19 NOVEMBRE 2016 — Salvini è di nuovo a Mosca “per la sua quarta missione russa” e due giorni prima Sputnik News definisce di nuovo Savoini “responsabile della Lega per i rapporti con la Russia”. Il 15 Savoini spiegava all’Ansa: “Venerdì saremo in mattinata alla Duma per incontri istituzionali e faremo una conferenza stampa nella sede di Ria Novosti alle 14.30″. Il 18 il segretario fa una puntata nella Piazza Rossa e si fa fotografare con un manifesto anti-referendum costituzionale voluto da Matteo Renzi che recitava “Io voto ‘No’, a dicembre Renzi a casa”. Nella foto c’è anche Savoini, che il 17 a Sputnik News spiegava: “Insieme a Matteo Salvini si tratta della quarta visita in due anni”. E che è protagonista anche di un altro scatto, quello con Salvini e il parlamentare leghista Claudio D’Amico nella sede dell’agenzia Ria Novosti.

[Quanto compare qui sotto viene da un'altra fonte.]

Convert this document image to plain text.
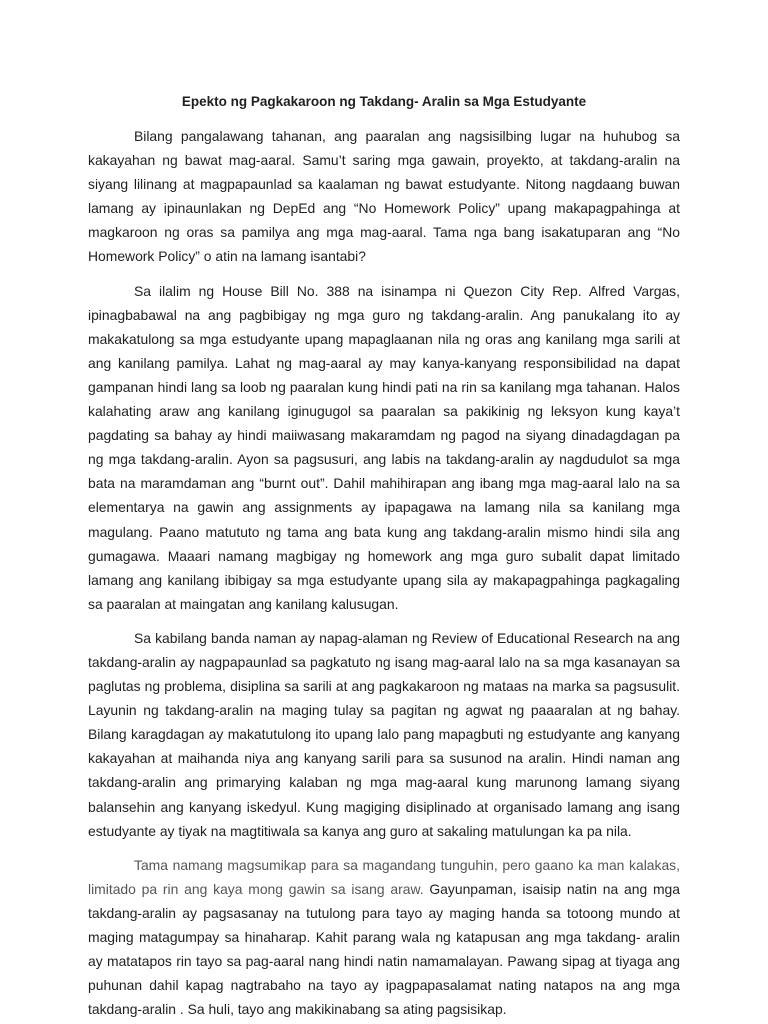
Epekto ng Pagkakaroon ng Takdang- Aralin sa Mga Estudyante

Bilang pangalawang tahanan, ang paaralan ang nagsisilbing lugar na huhubog sa kakayahan ng bawat mag-aaral. Samu’t saring mga gawain, proyekto, at takdang-aralin na siyang lilinang at magpapaunlad sa kaalaman ng bawat estudyante. Nitong nagdaang buwan lamang ay ipinaunlakan ng DepEd ang “No Homework Policy” upang makapagpahinga at magkaroon ng oras sa pamilya ang mga mag-aaral. Tama nga bang isakatuparan ang “No Homework Policy” o atin na lamang isantabi?

Sa ilalim ng House Bill No. 388 na isinampa ni Quezon City Rep. Alfred Vargas, ipinagbabawal na ang pagbibigay ng mga guro ng takdang-aralin. Ang panukalang ito ay makakatulong sa mga estudyante upang mapaglaanan nila ng oras ang kanilang mga sarili at ang kanilang pamilya. Lahat ng mag-aaral ay may kanya-kanyang responsibilidad na dapat gampanan hindi lang sa loob ng paaralan kung hindi pati na rin sa kanilang mga tahanan. Halos kalahating araw ang kanilang iginugugol sa paaralan sa pakikinig ng leksyon kung kaya’t pagdating sa bahay ay hindi maiiwasang makaramdam ng pagod na siyang dinadagdagan pa ng mga takdang-aralin. Ayon sa pagsusuri, ang labis na takdang-aralin ay nagdudulot sa mga bata na maramdaman ang “burnt out”. Dahil mahihirapan ang ibang mga mag-aaral lalo na sa elementarya na gawin ang assignments ay ipapagawa na lamang nila sa kanilang mga magulang. Paano matututo ng tama ang bata kung ang takdang-aralin mismo hindi sila ang gumagawa. Maaari namang magbigay ng homework ang mga guro subalit dapat limitado lamang ang kanilang ibibigay sa mga estudyante upang sila ay makapagpahinga pagkagaling sa paaralan at maingatan ang kanilang kalusugan.

Sa kabilang banda naman ay napag-alaman ng Review of Educational Research na ang takdang-aralin ay nagpapaunlad sa pagkatuto ng isang mag-aaral lalo na sa mga kasanayan sa paglutas ng problema, disiplina sa sarili at ang pagkakaroon ng mataas na marka sa pagsusulit. Layunin ng takdang-aralin na maging tulay sa pagitan ng agwat ng paaaralan at ng bahay. Bilang karagdagan ay makatutulong ito upang lalo pang mapagbuti ng estudyante ang kanyang kakayahan at maihanda niya ang kanyang sarili para sa susunod na aralin. Hindi naman ang takdang-aralin ang primarying kalaban ng mga mag-aaral kung marunong lamang siyang balansehin ang kanyang iskedyul. Kung magiging disiplinado at organisado lamang ang isang estudyante ay tiyak na magtitiwala sa kanya ang guro at sakaling matulungan ka pa nila.

Tama namang magsumikap para sa magandang tunguhin, pero gaano ka man kalakas, limitado pa rin ang kaya mong gawin sa isang araw. Gayunpaman, isaisip natin na ang mga takdang-aralin ay pagsasanay na tutulong para tayo ay maging handa sa totoong mundo at maging matagumpay sa hinaharap. Kahit parang wala ng katapusan ang mga takdang- aralin ay matatapos rin tayo sa pag-aaral nang hindi natin namamalayan. Pawang sipag at tiyaga ang puhunan dahil kapag nagtrabaho na tayo ay ipagpapasalamat nating natapos na ang mga takdang-aralin . Sa huli, tayo ang makikinabang sa ating pagsisikap.
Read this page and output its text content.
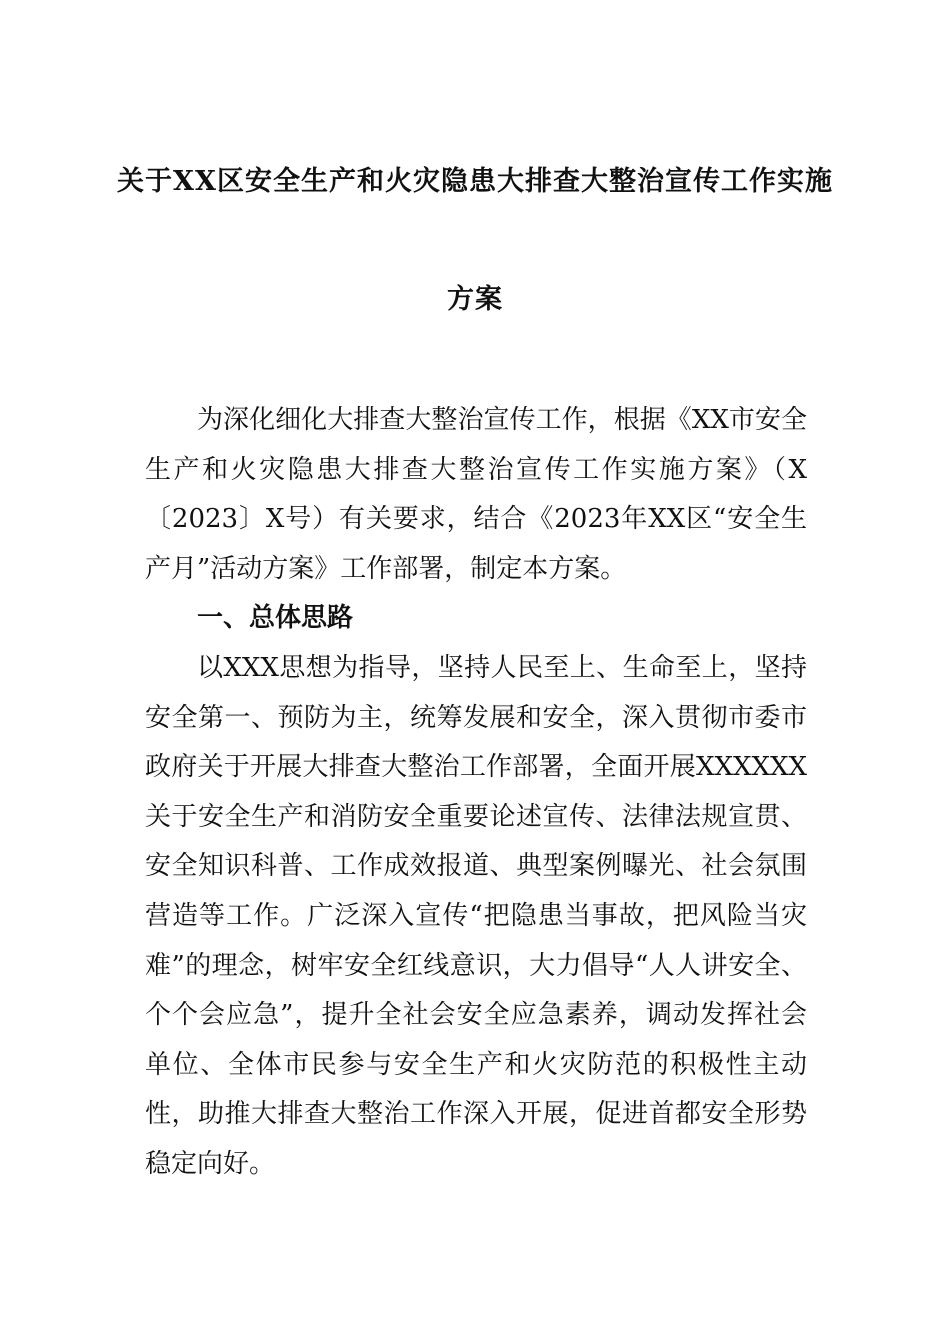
关于XX区安全生产和火灾隐患大排查大整治宣传工作实施
方案

为深化细化大排查大整治宣传工作，根据《XX市安全生产和火灾隐患大排查大整治宣传工作实施方案》（X〔2023〕X号）有关要求，结合《2023年XX区“安全生产月”活动方案》工作部署，制定本方案。

一、总体思路

以XXX思想为指导，坚持人民至上、生命至上，坚持安全第一、预防为主，统筹发展和安全，深入贯彻市委市政府关于开展大排查大整治工作部署，全面开展XXXXXX关于安全生产和消防安全重要论述宣传、法律法规宣贯、安全知识科普、工作成效报道、典型案例曝光、社会氛围营造等工作。广泛深入宣传“把隐患当事故，把风险当灾难”的理念，树牢安全红线意识，大力倡导“人人讲安全、个个会应急”，提升全社会安全应急素养，调动发挥社会单位、全体市民参与安全生产和火灾防范的积极性主动性，助推大排查大整治工作深入开展，促进首都安全形势稳定向好。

6-7 MARZO 2017 — “Il segretario della Lega Nord, Matteo Salvini sarà oggi in visita a Mosca per la firma di un accordo con il partito ‘Russia Unita’. Lo ha confermato a Sputnik Gianluca Savoini, a capo dell’associazione culturale Lombardia-Russia”, scrive quel giorno il braccio mediatico di Putin in Occidente.

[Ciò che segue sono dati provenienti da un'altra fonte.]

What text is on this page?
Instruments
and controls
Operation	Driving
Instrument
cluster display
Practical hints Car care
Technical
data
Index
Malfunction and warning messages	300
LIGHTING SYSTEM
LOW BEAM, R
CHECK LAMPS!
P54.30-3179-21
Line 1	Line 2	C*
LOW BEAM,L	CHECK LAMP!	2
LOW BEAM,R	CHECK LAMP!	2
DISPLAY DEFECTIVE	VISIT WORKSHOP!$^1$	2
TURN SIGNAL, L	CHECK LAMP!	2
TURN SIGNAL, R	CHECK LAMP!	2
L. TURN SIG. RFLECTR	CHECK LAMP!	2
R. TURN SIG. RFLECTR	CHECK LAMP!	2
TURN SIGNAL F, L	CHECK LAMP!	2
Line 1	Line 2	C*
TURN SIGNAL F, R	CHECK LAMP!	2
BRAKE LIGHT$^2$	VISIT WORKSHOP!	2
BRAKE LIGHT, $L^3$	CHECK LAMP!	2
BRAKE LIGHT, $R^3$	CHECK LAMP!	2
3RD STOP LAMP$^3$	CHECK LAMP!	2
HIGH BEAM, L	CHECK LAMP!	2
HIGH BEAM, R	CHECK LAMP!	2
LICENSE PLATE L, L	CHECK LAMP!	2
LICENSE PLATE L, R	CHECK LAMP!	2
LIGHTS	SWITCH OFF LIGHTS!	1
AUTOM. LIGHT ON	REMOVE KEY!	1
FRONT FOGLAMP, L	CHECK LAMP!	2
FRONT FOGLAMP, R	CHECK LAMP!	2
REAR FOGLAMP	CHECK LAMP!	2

Il 7 marzo sul profilo Facebook dell’associzione Lombardia-Russia Savoini pubblica due foto scattate nella capitale russa: la prima lo ritrae in compagnia del suo segretario nella Piazza Rossa e nel post annuncia che sarà in diretta su Radio Padania “per parlare dell’incontro di ieri che sia lui che Matteo Salvini hanno avuto con il ministro degli Esteri Serghiei Lavrov”; nell’altra è in compagnia del capo della diplomazia del Cremlino.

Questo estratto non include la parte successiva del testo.